During my 5th year at UW, I was taking nothing but foreign languages, and leading the genteel, peaceful, burnout life of a gentleman drunkard in Hansee, one of UW’s quiet dorms. The rule in Hansee was very simple: do as you like, so long as you are quiet. Make noise, and the math wonks will have you thrown out of there in days.
Seattle doesn’t get a lot of snow, but when it does, the city screeches to a panicked halt. Three inches brings chaos, six brings paralysis. We had 8″ of dry powder snow that November of 1985, with swirling winds blowing it off the trees (to our great enjoyment when some jackass pulled a false alarm and we had to turn out at 2 AM in the snow). On the first evening, I was out with my crew messing around in it, attempting to have a snowball fight with the powdery snow.
My crew were serious game nerds. We had Wade, a Japanese American from Spokane, plus his frat rat high school buddy Greg and the very large Chad, who looked a lot like the Abominable Snowman in Bugs Bunny. We also had Ian, from Issaquah, the Hobbit (though he’s not really that short), and Jeff (also from Issaquah). Jeff was interesting. Bigger than me, but awkward, a good guy. I was the only one who was even slightly athletic, so I was faring well in the snowball pitching and rassling. We were out near a hedged area, and the idea was to try and rassle someone into the hedge. Much snow would ensue, to great hilarity.
Then came the funny part. I grappled with Jeff, hoping to chuck him bodily into the hedge, but unfortunately failed due to poor leverage. However, he hove me into a very dense area of hedge, and I rebounded as if I’d hit a huge spring. I got him in another grapple, and we strove with might and main for a few seconds, then he lost his balance. I pushed off and sent him backward into the hedge, but I picked a better spot by happenstance.
Jeff backpedaled into the hedge attempting to regain his balance, but into a less dense part, actually a somewhat bare spot where a forked hedge bush was growing. The fork was a flattened Y about six inches off the ground–the perfect place to catch both heels at once as you backpedal, if, say, some dude has just shoved you toward it backwards. That’s exactly what happened to Jeff. As he fell backward headlong, of course, in panic he grabbed for the hedge branches. Not his ideal move.

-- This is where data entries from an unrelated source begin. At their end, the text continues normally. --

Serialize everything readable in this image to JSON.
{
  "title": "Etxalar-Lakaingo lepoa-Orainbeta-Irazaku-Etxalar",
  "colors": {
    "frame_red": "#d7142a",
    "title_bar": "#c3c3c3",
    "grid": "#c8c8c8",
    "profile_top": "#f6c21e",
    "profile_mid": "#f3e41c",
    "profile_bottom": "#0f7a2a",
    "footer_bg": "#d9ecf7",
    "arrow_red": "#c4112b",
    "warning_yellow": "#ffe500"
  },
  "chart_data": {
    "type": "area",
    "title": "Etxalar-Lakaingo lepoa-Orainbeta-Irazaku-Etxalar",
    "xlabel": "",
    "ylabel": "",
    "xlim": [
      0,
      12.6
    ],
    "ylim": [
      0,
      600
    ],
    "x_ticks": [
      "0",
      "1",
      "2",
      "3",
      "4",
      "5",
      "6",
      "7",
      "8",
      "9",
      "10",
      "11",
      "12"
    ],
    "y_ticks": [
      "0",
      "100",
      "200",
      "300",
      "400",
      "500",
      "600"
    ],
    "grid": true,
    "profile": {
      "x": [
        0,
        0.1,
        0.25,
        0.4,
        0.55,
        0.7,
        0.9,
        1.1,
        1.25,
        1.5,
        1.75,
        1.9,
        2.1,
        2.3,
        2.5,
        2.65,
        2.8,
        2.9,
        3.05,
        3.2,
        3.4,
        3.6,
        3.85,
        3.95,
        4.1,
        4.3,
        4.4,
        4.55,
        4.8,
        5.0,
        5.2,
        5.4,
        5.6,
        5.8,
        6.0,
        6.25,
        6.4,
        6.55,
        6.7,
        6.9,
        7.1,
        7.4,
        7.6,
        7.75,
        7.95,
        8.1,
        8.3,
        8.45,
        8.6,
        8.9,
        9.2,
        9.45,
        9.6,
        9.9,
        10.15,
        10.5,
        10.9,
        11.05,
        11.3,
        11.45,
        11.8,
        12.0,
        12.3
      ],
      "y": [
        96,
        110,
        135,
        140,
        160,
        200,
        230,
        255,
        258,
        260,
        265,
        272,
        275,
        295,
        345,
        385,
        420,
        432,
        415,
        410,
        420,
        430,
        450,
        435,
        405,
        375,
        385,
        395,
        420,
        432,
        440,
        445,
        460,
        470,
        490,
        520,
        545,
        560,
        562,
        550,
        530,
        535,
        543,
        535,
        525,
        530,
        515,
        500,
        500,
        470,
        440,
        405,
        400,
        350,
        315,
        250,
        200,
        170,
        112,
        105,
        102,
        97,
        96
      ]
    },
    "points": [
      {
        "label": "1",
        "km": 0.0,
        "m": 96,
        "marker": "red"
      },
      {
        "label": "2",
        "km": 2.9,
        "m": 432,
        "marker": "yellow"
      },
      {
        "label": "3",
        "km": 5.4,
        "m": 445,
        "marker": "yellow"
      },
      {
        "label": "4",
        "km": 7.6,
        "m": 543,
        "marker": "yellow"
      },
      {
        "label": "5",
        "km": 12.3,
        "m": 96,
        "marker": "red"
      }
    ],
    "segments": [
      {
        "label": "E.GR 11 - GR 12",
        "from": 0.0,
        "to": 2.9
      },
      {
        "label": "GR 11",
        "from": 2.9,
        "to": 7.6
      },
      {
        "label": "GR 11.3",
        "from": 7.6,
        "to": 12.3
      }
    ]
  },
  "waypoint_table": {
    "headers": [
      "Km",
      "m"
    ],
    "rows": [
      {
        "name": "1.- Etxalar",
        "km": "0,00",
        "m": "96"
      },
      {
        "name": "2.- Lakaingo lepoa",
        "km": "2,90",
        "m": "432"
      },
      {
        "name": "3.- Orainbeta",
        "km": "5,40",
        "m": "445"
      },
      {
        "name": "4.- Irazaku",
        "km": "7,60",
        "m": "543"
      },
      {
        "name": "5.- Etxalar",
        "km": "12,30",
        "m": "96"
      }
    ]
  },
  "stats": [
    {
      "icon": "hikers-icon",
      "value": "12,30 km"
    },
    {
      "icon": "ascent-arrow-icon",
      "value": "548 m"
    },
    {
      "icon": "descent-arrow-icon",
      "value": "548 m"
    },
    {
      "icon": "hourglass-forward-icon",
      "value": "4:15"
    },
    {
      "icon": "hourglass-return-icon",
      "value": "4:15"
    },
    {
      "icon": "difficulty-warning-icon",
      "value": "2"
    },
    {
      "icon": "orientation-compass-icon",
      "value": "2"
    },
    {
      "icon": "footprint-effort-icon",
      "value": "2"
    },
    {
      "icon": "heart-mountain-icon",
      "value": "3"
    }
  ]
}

I watched in delighted astonishment as the equivalent of a snow artillery shell detonated where Jeff had been. For a couple of seconds I couldn’t even see him through the floating powdery snow, then it dissipated. He’d fallen with his mouth wide open, saying something, so he got a mouthful of it. Probably inhaled some. His thick glasses kept some of it out of his eyes, but he was fully covered in the white dusty snow, spluttering it out of his mouth and flailing to begin digging out.
When I was sure he wasn’t actually hurt, that’s when I started laughing. I doubled over. It’s a good thing it took Jeff so long to get out of it, because he could have pushed me over with Newt Gingrich’s heart.